Sunday, May 30, 2010

Anna Stewart Memorial Project 2010 - QTU Participants

What is the Anna Stewart Memorial Project (ASMP)?
The aim of the Anna Stewart Memorial Project is to increase women's involvement in the union movement through training. The project has been in existence since 1984. During the two week project women trade union members from diverse workplaces and occupations are placed with their own, and sometimes with another union. They experience the full range of union work, including mass meetings, enterprise bargaining negotiations and hearings in the Industrial relations Commission.

Who are the participants?
Paula Nunan is a Learning Support Teacher at Proston State School in the South Burnett. Her 20 years of QTU activism has included holding all positions at various branches, Vice President of Wide Bay Area Council, State Council Rep, various conference delegate positions and former member of Gandu Jarjum. She is looking forward to experiencing the inner workings and structures of the CFMEU and exploring opportunities for the participation of women in a different industry and union.



Meegan Maguire is an English, Geography, SOSE, Drama, Tourism and ICT teacher at Coolum State High School. Meegan's 14 years of QTU activism includes branch president, Central Queensland and Sunshine Coast Area Councils, State Council, WTGEC and PD committees and Executive. She is looking forward to exploring the internal structures, roles and responsibilities of the QTU through a hands on approach and comparing with the experiences CFMEU Construction can provide in terms of workplaces, issues, activism and advocacy.


Who was Anna Stewart?
  
Anna Stewart, a former journalist and active Victorian union official from 1974 to 1983, died tragically in 1983, aged 35. Her involvement with the union movement began at a time when women workers comprised one-third of the paid workforce, but the few industries in which women were employed, offered jobs that were poorly paid, lacked job security and skills recognition.
A prime consideration motivating Anna was the need to develop strategies to address the issues confronting working women and to highlight the important contribution that women make to the trade union movement. With the Federated Furnishing Trades Society of Australia, Anna Stewart successfully spear-headed the first blue collar union campaign for maternity leave award provisions. At the time Anna was in the late stages of pregnancy with her third child.
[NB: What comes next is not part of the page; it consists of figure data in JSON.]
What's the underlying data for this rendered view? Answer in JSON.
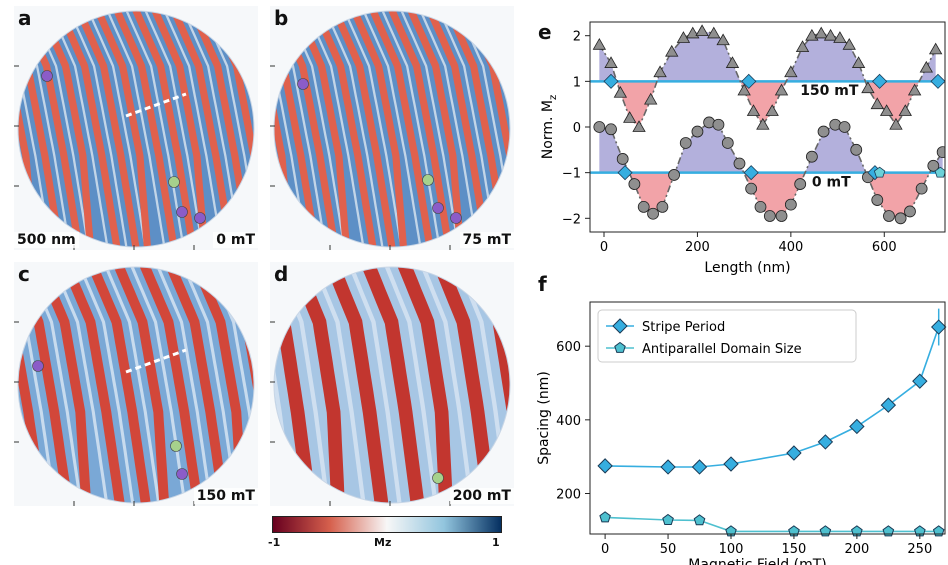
{
  "panels": [
    {
      "letter": "a",
      "scale_label": "500 nm",
      "field_label": "0 mT"
    },
    {
      "letter": "b",
      "scale_label": "",
      "field_label": "75 mT"
    },
    {
      "letter": "c",
      "scale_label": "",
      "field_label": "150 mT"
    },
    {
      "letter": "d",
      "scale_label": "",
      "field_label": "200 mT"
    }
  ],
  "colorbar": {
    "label": "Mz",
    "min_label": "-1",
    "max_label": "1",
    "colors": [
      "#67001f",
      "#d6604d",
      "#f7f7f7",
      "#92c5de",
      "#053061"
    ]
  },
  "chart_data": [
    {
      "panel": "e",
      "type": "line",
      "xlabel": "Length (nm)",
      "ylabel": "Norm. M_z",
      "xlim": [
        -30,
        730
      ],
      "ylim": [
        -2.3,
        2.3
      ],
      "xticks": [
        0,
        200,
        400,
        600
      ],
      "yticks": [
        -2,
        -1,
        0,
        1,
        2
      ],
      "annotations": [
        "150 mT",
        "0 mT"
      ],
      "colors": {
        "above": "#b3b0dc",
        "below": "#f2a3a8",
        "baseline": "#36aee0"
      },
      "series": [
        {
          "baseline": 1,
          "marker": "triangle",
          "x": [
            -10,
            15,
            35,
            55,
            75,
            100,
            120,
            145,
            170,
            190,
            210,
            235,
            255,
            275,
            300,
            320,
            340,
            360,
            380,
            400,
            425,
            445,
            465,
            485,
            505,
            525,
            545,
            565,
            585,
            605,
            625,
            645,
            665,
            690,
            710
          ],
          "y": [
            1.8,
            1.4,
            0.75,
            0.2,
            0.0,
            0.6,
            1.2,
            1.65,
            1.95,
            2.05,
            2.1,
            2.05,
            1.9,
            1.4,
            0.8,
            0.35,
            0.05,
            0.35,
            0.8,
            1.2,
            1.75,
            2.0,
            2.05,
            2.0,
            1.95,
            1.8,
            1.4,
            0.85,
            0.5,
            0.35,
            0.05,
            0.35,
            0.8,
            1.3,
            1.7
          ]
        },
        {
          "baseline": -1,
          "marker": "circle",
          "x": [
            -10,
            15,
            40,
            65,
            85,
            105,
            125,
            150,
            175,
            200,
            225,
            245,
            265,
            290,
            315,
            335,
            355,
            380,
            400,
            420,
            445,
            470,
            495,
            515,
            540,
            565,
            585,
            610,
            635,
            655,
            680,
            705,
            725
          ],
          "y": [
            0.0,
            -0.05,
            -0.7,
            -1.25,
            -1.75,
            -1.9,
            -1.75,
            -1.05,
            -0.35,
            -0.1,
            0.1,
            0.05,
            -0.35,
            -0.8,
            -1.35,
            -1.75,
            -1.95,
            -1.95,
            -1.7,
            -1.25,
            -0.65,
            -0.1,
            0.05,
            0.0,
            -0.5,
            -1.1,
            -1.6,
            -1.95,
            -2.0,
            -1.85,
            -1.35,
            -0.85,
            -0.55
          ]
        }
      ],
      "crossings": {
        "150mT_x": [
          15,
          310,
          590,
          715
        ],
        "0mT_x": [
          45,
          315,
          580
        ]
      }
    },
    {
      "panel": "f",
      "type": "line",
      "xlabel": "Magnetic Field (mT)",
      "ylabel": "Spacing (nm)",
      "xlim": [
        -12,
        270
      ],
      "ylim": [
        90,
        720
      ],
      "xticks": [
        0,
        50,
        100,
        150,
        200,
        250
      ],
      "yticks": [
        200,
        400,
        600
      ],
      "legend": "top-left",
      "series": [
        {
          "name": "Stripe Period",
          "marker": "diamond",
          "color": "#36aee0",
          "x": [
            0,
            50,
            75,
            100,
            150,
            175,
            200,
            225,
            250,
            265
          ],
          "y": [
            275,
            272,
            272,
            280,
            310,
            340,
            382,
            440,
            505,
            652
          ],
          "err": [
            0,
            0,
            0,
            0,
            0,
            0,
            0,
            0,
            0,
            50
          ]
        },
        {
          "name": "Antiparallel Domain Size",
          "marker": "pentagon",
          "color": "#4ec0cf",
          "x": [
            0,
            50,
            75,
            100,
            150,
            175,
            200,
            225,
            250,
            265
          ],
          "y": [
            135,
            128,
            127,
            97,
            97,
            97,
            97,
            97,
            97,
            97
          ]
        }
      ]
    }
  ]
}
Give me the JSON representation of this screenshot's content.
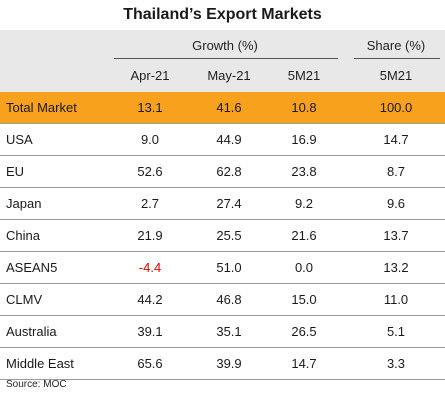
{
  "title": "Thailand’s Export Markets",
  "header": {
    "growth_label": "Growth (%)",
    "share_label": "Share (%)",
    "columns": [
      "Apr-21",
      "May-21",
      "5M21",
      "5M21"
    ]
  },
  "rows": [
    {
      "market": "Total Market",
      "apr": "13.1",
      "may": "41.6",
      "m5": "10.8",
      "share": "100.0"
    },
    {
      "market": "USA",
      "apr": "9.0",
      "may": "44.9",
      "m5": "16.9",
      "share": "14.7"
    },
    {
      "market": "EU",
      "apr": "52.6",
      "may": "62.8",
      "m5": "23.8",
      "share": "8.7"
    },
    {
      "market": "Japan",
      "apr": "2.7",
      "may": "27.4",
      "m5": "9.2",
      "share": "9.6"
    },
    {
      "market": "China",
      "apr": "21.9",
      "may": "25.5",
      "m5": "21.6",
      "share": "13.7"
    },
    {
      "market": "ASEAN5",
      "apr": "-4.4",
      "may": "51.0",
      "m5": "0.0",
      "share": "13.2"
    },
    {
      "market": "CLMV",
      "apr": "44.2",
      "may": "46.8",
      "m5": "15.0",
      "share": "11.0"
    },
    {
      "market": "Australia",
      "apr": "39.1",
      "may": "35.1",
      "m5": "26.5",
      "share": "5.1"
    },
    {
      "market": "Middle East",
      "apr": "65.6",
      "may": "39.9",
      "m5": "14.7",
      "share": "3.3"
    }
  ],
  "source": "Source: MOC",
  "colors": {
    "highlight_row": "#f7a11c",
    "header_bg": "#e8e8e8",
    "negative": "#e00000"
  }
}
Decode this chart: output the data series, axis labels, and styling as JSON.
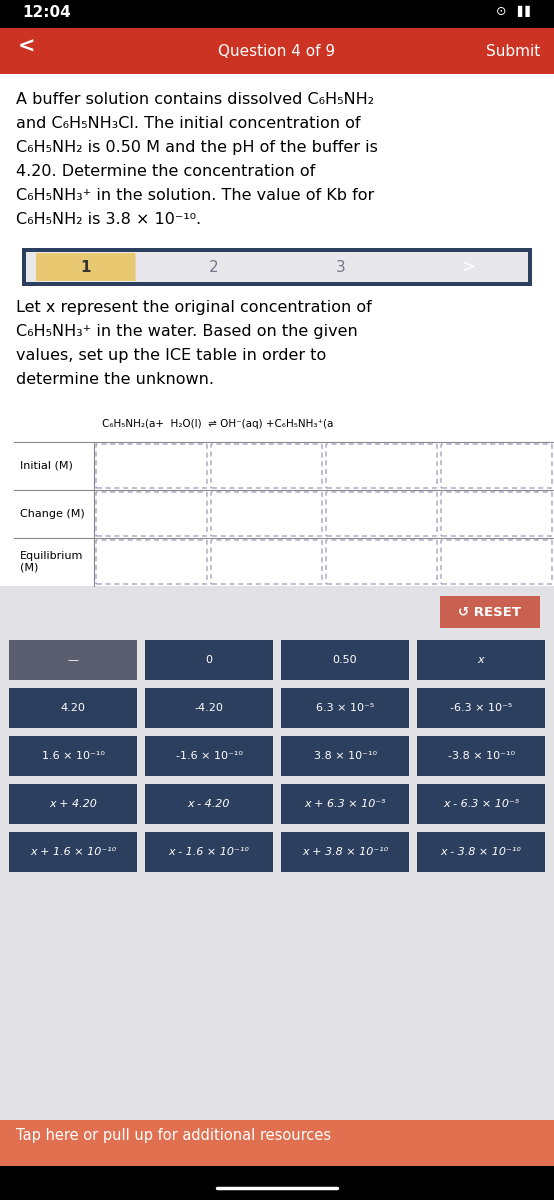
{
  "status_bar_time": "12:04",
  "status_bar_bg": "#000000",
  "nav_bar_bg": "#cc3322",
  "nav_bar_text": "Question 4 of 9",
  "nav_bar_submit": "Submit",
  "question_text_lines": [
    "A buffer solution contains dissolved C₆H₅NH₂",
    "and C₆H₅NH₃Cl. The initial concentration of",
    "C₆H₅NH₂ is 0.50 M and the pH of the buffer is",
    "4.20. Determine the concentration of",
    "C₆H₅NH₃⁺ in the solution. The value of Kb for",
    "C₆H₅NH₂ is 3.8 × 10⁻¹⁰."
  ],
  "step_labels": [
    "1",
    "2",
    "3",
    ">"
  ],
  "instruction_text_lines": [
    "Let x represent the original concentration of",
    "C₆H₅NH₃⁺ in the water. Based on the given",
    "values, set up the ICE table in order to",
    "determine the unknown."
  ],
  "table_header": "C₆H₅NH₂(a+  H₂O(l)  ⇌ OH⁻(aq) +C₆H₅NH₃⁺(a",
  "table_row_labels": [
    "Initial (M)",
    "Change (M)",
    "Equilibrium\n(M)"
  ],
  "table_bg": "#ffffff",
  "table_border": "#888888",
  "reset_btn_color": "#c96050",
  "reset_btn_text": "↺ RESET",
  "button_rows": [
    [
      "—",
      "0",
      "0.50",
      "x"
    ],
    [
      "4.20",
      "-4.20",
      "6.3 × 10⁻⁵",
      "-6.3 × 10⁻⁵"
    ],
    [
      "1.6 × 10⁻¹⁰",
      "-1.6 × 10⁻¹⁰",
      "3.8 × 10⁻¹⁰",
      "-3.8 × 10⁻¹⁰"
    ],
    [
      "x + 4.20",
      "x - 4.20",
      "x + 6.3 × 10⁻⁵",
      "x - 6.3 × 10⁻⁵"
    ],
    [
      "x + 1.6 × 10⁻¹⁰",
      "x - 1.6 × 10⁻¹⁰",
      "x + 3.8 × 10⁻¹⁰",
      "x - 3.8 × 10⁻¹⁰"
    ]
  ],
  "btn_colors": [
    [
      "#5a5e6e",
      "#2d3f5e",
      "#2d3f5e",
      "#2d3f5e"
    ],
    [
      "#2d3f5e",
      "#2d3f5e",
      "#2d3f5e",
      "#2d3f5e"
    ],
    [
      "#2d3f5e",
      "#2d3f5e",
      "#2d3f5e",
      "#2d3f5e"
    ],
    [
      "#2d3f5e",
      "#2d3f5e",
      "#2d3f5e",
      "#2d3f5e"
    ],
    [
      "#2d3f5e",
      "#2d3f5e",
      "#2d3f5e",
      "#2d3f5e"
    ]
  ],
  "bg_color": "#e2e2e6",
  "footer_bg": "#e07050",
  "footer_text": "Tap here or pull up for additional resources",
  "bottom_bar_bg": "#000000"
}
After moving to the Victorian Vehicle Builders Federation in 1975, Anna fought for childcare facilities in car plants, researched and argued work value cases, initiated campaigns against sexual harassment causing employers to recognise sexual harassment as an industrial issue, and assisted with the ACTU Maternity Leave Test Case.Anna was a foundation member of the ACTU Women's Committee, established in 1977, and worked tirelessly on programs to be incorporated into the Working Women's Charter. Anna emphasised the key demand made by the ACTU Working Women's Charter for increased involvement of women within the structures of the union movement. As Senior Federal Industrial Officer with the Municipal Officers Association, Anna initiated women's committees in most state branches of the union and developed strong policies in relation to women workers.

After her death, the MOA adopted the Affirmative Action Policy that Anna developed. The influence of Anna's work is difficult to measure. Many women gained strength and confidence from her example of combining motherhood and a career. During Commission hearings Anna Stewart would either breast feed her young son or seek adjournments to do so, exposing the Commission, employers and the union to the needs of women workers. In addition, Anna secured many conditions for the members she represented and indirectly for all working women, by setting these precedents. Women unionists are fortunate to have Anna's example to assist and support them in the struggles that continue today.